People receiving benefits from the US federal government, from Social Security recipients to veterans with pensions, won't have to wait for their checks to arrive in the mail anymore after March 1st. That's when the US Treasury department will be switching its benefits payments system over from paper checks to electronic direct deposit, a change that's been in the works for the past three years.
the transition will save all taxpayers an estimated $1 billion over the next decade
Aside from avoiding having checks lost or stolen in the mail (as some 440,000 were in 2011), and aside from allowing recipients to use their benefits money sooner, the transition will save all taxpayers an estimated $1 billion over the next decade, according to the Treasury Department. The agency has been urging benefits recipients to provide their bank accounts for direct deposit on its "Go Direct" website. But for all the rest who haven't yet done so, they have the next five days to sign up online here, or the government will automatically mail them a Direct Express MasterCard that will be filled up with future payments and is used exactly like an ATM card. Benefit recipients can choose the card in lieu of direct deposit as well.
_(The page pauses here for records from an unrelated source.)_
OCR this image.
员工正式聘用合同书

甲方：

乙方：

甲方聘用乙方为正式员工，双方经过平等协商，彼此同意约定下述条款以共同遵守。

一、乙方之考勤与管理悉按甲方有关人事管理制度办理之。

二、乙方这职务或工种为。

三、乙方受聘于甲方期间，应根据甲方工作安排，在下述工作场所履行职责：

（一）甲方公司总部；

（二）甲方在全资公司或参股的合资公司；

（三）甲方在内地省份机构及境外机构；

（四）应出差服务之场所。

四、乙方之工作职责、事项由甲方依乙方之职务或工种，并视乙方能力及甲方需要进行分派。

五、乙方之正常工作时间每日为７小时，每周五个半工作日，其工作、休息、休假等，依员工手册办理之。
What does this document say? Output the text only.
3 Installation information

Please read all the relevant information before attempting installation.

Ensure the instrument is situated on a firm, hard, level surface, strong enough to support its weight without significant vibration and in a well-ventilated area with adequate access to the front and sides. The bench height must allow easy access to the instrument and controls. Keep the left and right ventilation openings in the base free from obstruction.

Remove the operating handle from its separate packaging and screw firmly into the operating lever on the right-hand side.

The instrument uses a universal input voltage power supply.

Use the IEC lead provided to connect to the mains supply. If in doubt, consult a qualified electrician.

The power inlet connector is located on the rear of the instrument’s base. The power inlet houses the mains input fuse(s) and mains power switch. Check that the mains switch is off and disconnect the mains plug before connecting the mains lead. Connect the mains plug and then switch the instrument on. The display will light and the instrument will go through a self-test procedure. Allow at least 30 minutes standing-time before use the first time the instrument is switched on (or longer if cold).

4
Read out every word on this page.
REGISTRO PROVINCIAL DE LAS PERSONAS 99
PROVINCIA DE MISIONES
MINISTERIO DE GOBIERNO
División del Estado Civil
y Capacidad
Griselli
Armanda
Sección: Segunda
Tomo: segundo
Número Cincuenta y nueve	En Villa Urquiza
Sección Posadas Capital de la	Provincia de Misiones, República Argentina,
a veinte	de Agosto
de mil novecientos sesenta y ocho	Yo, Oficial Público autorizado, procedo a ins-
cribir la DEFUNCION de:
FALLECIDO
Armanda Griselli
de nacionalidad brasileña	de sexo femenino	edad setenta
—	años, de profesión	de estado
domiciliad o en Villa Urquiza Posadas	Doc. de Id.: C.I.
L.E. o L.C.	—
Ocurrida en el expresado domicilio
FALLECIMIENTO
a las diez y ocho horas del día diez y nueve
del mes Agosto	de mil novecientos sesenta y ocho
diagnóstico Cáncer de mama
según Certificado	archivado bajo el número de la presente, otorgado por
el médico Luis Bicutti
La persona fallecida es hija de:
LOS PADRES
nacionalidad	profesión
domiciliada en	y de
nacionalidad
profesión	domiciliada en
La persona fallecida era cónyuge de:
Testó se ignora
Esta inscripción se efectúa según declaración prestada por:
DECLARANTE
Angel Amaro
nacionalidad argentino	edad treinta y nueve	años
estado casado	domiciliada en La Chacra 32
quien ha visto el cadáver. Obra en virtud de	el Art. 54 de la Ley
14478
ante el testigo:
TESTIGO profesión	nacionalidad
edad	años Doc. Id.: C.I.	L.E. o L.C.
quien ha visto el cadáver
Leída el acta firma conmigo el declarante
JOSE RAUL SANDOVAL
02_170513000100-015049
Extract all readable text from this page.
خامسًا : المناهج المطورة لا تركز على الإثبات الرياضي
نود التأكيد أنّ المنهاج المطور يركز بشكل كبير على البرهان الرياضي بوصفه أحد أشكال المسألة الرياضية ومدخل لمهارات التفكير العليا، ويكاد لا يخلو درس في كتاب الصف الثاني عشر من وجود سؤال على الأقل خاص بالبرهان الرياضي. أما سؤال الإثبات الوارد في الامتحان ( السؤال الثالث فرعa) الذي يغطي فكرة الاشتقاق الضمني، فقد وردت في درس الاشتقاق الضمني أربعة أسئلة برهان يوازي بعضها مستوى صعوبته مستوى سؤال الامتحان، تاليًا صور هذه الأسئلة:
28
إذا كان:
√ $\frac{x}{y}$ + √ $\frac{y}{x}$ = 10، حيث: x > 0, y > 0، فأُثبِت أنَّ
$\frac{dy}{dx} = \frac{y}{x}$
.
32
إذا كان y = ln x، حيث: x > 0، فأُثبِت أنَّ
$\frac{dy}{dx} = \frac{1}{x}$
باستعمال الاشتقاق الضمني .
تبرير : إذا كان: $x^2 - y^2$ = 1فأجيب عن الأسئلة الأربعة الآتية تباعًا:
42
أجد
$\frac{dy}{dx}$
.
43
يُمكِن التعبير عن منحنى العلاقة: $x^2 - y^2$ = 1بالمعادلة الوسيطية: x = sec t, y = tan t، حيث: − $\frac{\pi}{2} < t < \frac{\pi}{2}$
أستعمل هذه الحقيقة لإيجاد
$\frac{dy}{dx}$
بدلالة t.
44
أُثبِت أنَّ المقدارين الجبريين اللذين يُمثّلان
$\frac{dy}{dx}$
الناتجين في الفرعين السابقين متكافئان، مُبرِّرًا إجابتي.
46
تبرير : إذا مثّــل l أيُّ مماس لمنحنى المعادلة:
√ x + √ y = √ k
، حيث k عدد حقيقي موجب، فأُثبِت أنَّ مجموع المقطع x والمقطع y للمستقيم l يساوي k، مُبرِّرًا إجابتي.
Meanwhile, the Treasury Department will automatically keep sending paper checks to those born on or before May 1st, 1921, because many seniors don't have or don't want to use computers to check up on their benefits, as CBS This Morning reports. As beneficial as the switchover will be in the long run, it could provide a short window for scammers to try and trick people into providing them their account numbers or benefits, so CBS is urging people receiving benefits to be on alert for fraudulent phone calls and emails this week.